2. A financial network optimization system for large AI models, characterized in that, The system is used to implement the method of claim 1, and the system comprises: The AI ​​business perception module is deployed on the financial business side to collect business demand parameters and traffic data of the financial AI big model and send the collected data to the SRv6 control module. The SRv6 control module, as the centralized management and control unit of the system, is used to manage and issue SRv6 policies across the entire network, realizing AI service type identification, differentiated path calculation, computing power collaborative scheduling, and policy issuance; the SRv6 control module includes a service type identification unit, a differentiated path calculation unit, a computing power collaborative scheduling unit, and a policy issuance unit; The computing power resource monitoring module is deployed in the AI ​​computing power nodes of each data center to collect and report the load status of the computing power nodes across the network. It includes a load collection unit and a status reporting unit. The SRv6 forwarding module is deployed at each forwarding node of the financial backbone network. It is used to perform forwarding and path authentication of AI business messages according to the policies issued by the SRv6 control module. It includes a message forwarding unit and a path authentication execution unit. The security protection module is used to build a multi-layered end-to-end security protection system for financial AI data, including a path dynamic authentication unit; The operation and maintenance monitoring module is used for end-to-end visual monitoring, fault location and data feedback of AI business traffic, including a flow detection unit, a visualization unit and a fault location unit.
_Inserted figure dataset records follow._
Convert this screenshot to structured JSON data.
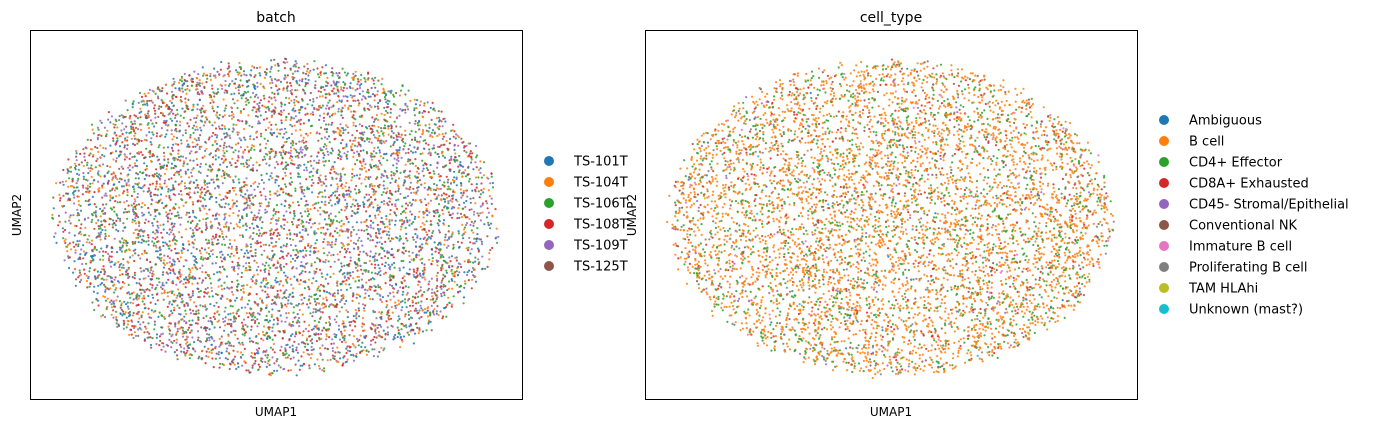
{
  "chart_data": [
    {
      "type": "scatter",
      "title": "batch",
      "xlabel": "UMAP1",
      "ylabel": "UMAP2",
      "grid": false,
      "legend_placement": "right",
      "x_ticks": [],
      "y_ticks": [],
      "point_count_approx": 12000,
      "shape": "elliptical cloud of well-mixed points",
      "series": [
        {
          "name": "TS-101T",
          "color": "#1f77b4"
        },
        {
          "name": "TS-104T",
          "color": "#ff7f0e"
        },
        {
          "name": "TS-106T",
          "color": "#2ca02c"
        },
        {
          "name": "TS-108T",
          "color": "#d62728"
        },
        {
          "name": "TS-109T",
          "color": "#9467bd"
        },
        {
          "name": "TS-125T",
          "color": "#8c564b"
        }
      ]
    },
    {
      "type": "scatter",
      "title": "cell_type",
      "xlabel": "UMAP1",
      "ylabel": "UMAP2",
      "grid": false,
      "legend_placement": "right",
      "x_ticks": [],
      "y_ticks": [],
      "point_count_approx": 12000,
      "shape": "elliptical cloud dominated by B cell (orange) points",
      "series": [
        {
          "name": "Ambiguous",
          "color": "#1f77b4"
        },
        {
          "name": "B cell",
          "color": "#ff7f0e"
        },
        {
          "name": "CD4+ Effector",
          "color": "#2ca02c"
        },
        {
          "name": "CD8A+ Exhausted",
          "color": "#d62728"
        },
        {
          "name": "CD45- Stromal/Epithelial",
          "color": "#9467bd"
        },
        {
          "name": "Conventional NK",
          "color": "#8c564b"
        },
        {
          "name": "Immature B cell",
          "color": "#e377c2"
        },
        {
          "name": "Proliferating B cell",
          "color": "#7f7f7f"
        },
        {
          "name": "TAM HLAhi",
          "color": "#bcbd22"
        },
        {
          "name": "Unknown (mast?)",
          "color": "#17becf"
        }
      ]
    }
  ]
}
3. The financial dedicated network optimization system for AI large-scale models according to claim 2, characterized in that, The SRv6 forwarding module also includes a message encapsulation optimization unit, which is used to encapsulate and optimize SRv6 messages before forwarding. It uses G-SRv6 compressed frame header technology to reduce message header overhead, adopts a simplified SRH structure to reduce encapsulation latency, and uses batch SID offset encoding to improve encapsulation efficiency.
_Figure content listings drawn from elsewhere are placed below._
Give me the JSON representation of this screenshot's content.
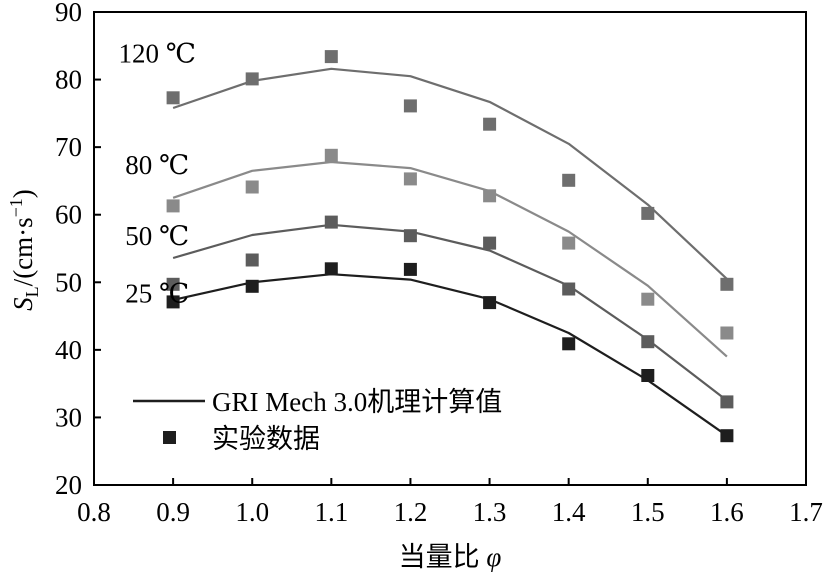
{
  "chart_data": {
    "type": "line",
    "xlabel": "当量比 φ",
    "xlabel_main": "当量比 ",
    "xlabel_symbol": "φ",
    "ylabel_main": "S",
    "ylabel_sub": "L",
    "ylabel_unit": "/(cm·s",
    "ylabel_sup": "−1",
    "ylabel_close": ")",
    "xlim": [
      0.8,
      1.7
    ],
    "ylim": [
      20,
      90
    ],
    "xticks": [
      0.8,
      0.9,
      1.0,
      1.1,
      1.2,
      1.3,
      1.4,
      1.5,
      1.6,
      1.7
    ],
    "xtick_labels": [
      "0.8",
      "0.9",
      "1.0",
      "1.1",
      "1.2",
      "1.3",
      "1.4",
      "1.5",
      "1.6",
      "1.7"
    ],
    "yticks": [
      20,
      30,
      40,
      50,
      60,
      70,
      80,
      90
    ],
    "ytick_labels": [
      "20",
      "30",
      "40",
      "50",
      "60",
      "70",
      "80",
      "90"
    ],
    "grid": false,
    "x": [
      0.9,
      1.0,
      1.1,
      1.2,
      1.3,
      1.4,
      1.5,
      1.6
    ],
    "series": [
      {
        "label": "120 ℃",
        "label_anchor": [
          0.88,
          82.5
        ],
        "color": "#6e6e6e",
        "model": [
          75.8,
          79.8,
          81.6,
          80.5,
          76.7,
          70.5,
          61.5,
          50.5
        ],
        "experiment": [
          77.3,
          80.1,
          83.4,
          76.1,
          73.4,
          65.1,
          60.2,
          49.7
        ]
      },
      {
        "label": "80 ℃",
        "label_anchor": [
          0.88,
          66.0
        ],
        "color": "#8a8a8a",
        "model": [
          62.5,
          66.5,
          67.8,
          66.9,
          63.5,
          57.5,
          49.5,
          39.0
        ],
        "experiment": [
          61.3,
          64.1,
          68.8,
          65.3,
          62.8,
          55.8,
          47.5,
          42.5
        ]
      },
      {
        "label": "50 ℃",
        "label_anchor": [
          0.88,
          55.5
        ],
        "color": "#5c5c5c",
        "model": [
          53.6,
          57.0,
          58.5,
          57.5,
          54.7,
          49.5,
          41.5,
          32.5
        ],
        "experiment": [
          49.7,
          53.3,
          58.9,
          56.9,
          55.8,
          49.0,
          41.2,
          32.3
        ]
      },
      {
        "label": "25 ℃",
        "label_anchor": [
          0.88,
          47.0
        ],
        "color": "#1e1e1e",
        "model": [
          47.4,
          50.0,
          51.2,
          50.4,
          47.5,
          42.5,
          35.5,
          27.3
        ],
        "experiment": [
          47.1,
          49.4,
          52.0,
          51.9,
          47.0,
          40.9,
          36.2,
          27.3
        ]
      }
    ],
    "legend": {
      "position": "bottom-left",
      "line_label": "GRI Mech 3.0机理计算值",
      "marker_label": "实验数据"
    }
  }
}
4. The financial dedicated network optimization system for AI large-scale models according to claim 2, characterized in that, The security protection module also includes a quantum encryption unit and a data desensitization unit; The quantum encryption unit is used to establish an end-to-end quantum encryption channel for sensitive data traffic, and uses "SRv6 + quantum key + national cryptographic algorithm" technology to ensure the confidentiality and integrity of data transmission; The data desensitization unit is used to desensitize sensitive fields before AI data enters the SRv6 network, and combined with federated learning technology, it enables sensitive data to participate in joint modeling in the form of model parameter updates without leaving the local network.
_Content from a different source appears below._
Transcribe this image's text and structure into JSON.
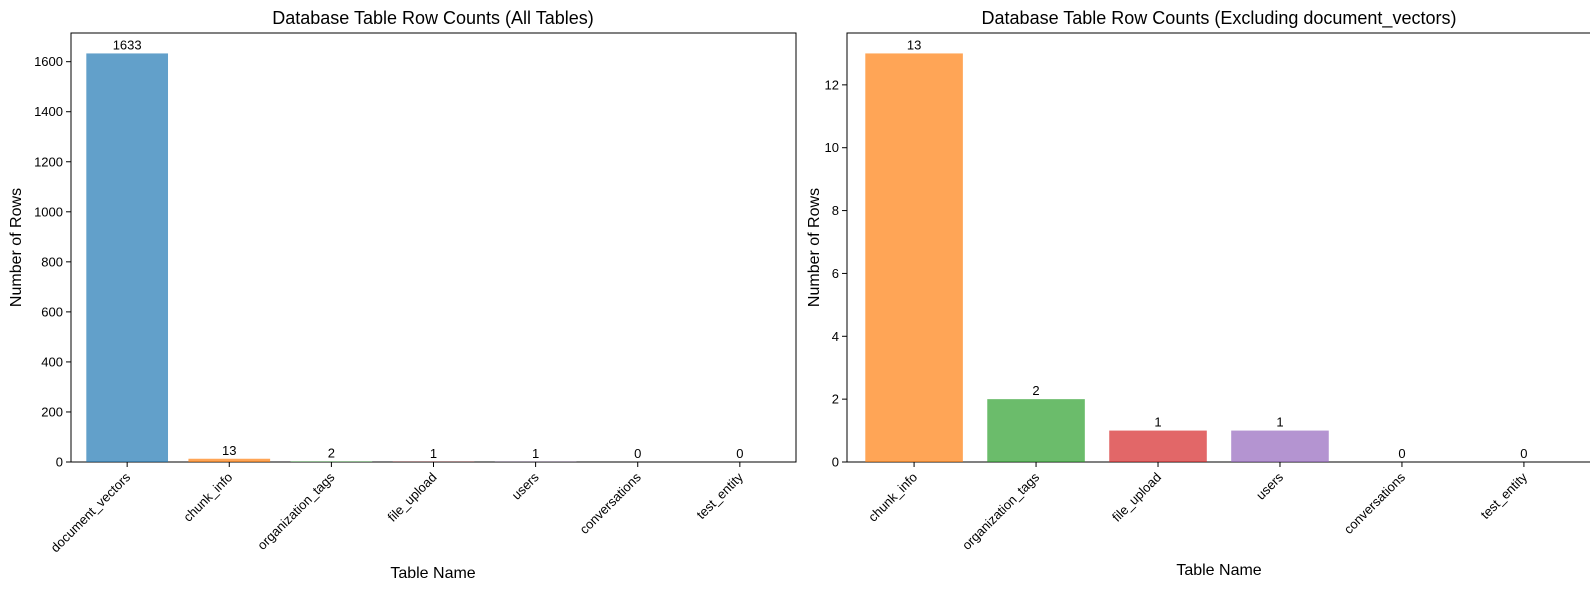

5. A financial network optimization system for large AI models according to claim 2, characterized in that, The system also includes an active early warning module, deployed on the operation and maintenance monitoring side, used to predict future network status changes based on historical monitoring data; the active early warning module includes a predictive analysis unit and a pre-tuning trigger unit. The predictive analysis unit is used to perform time-series prediction of the future bandwidth utilization of the core link using a long short-term memory recurrent neural network model. The pre-tuning trigger unit is used to send a pre-tuning trigger instruction to the SRv6 control module when the prediction result exceeds the early warning threshold, pre-calculate and cache alternative paths, and activate the switch when actual congestion occurs.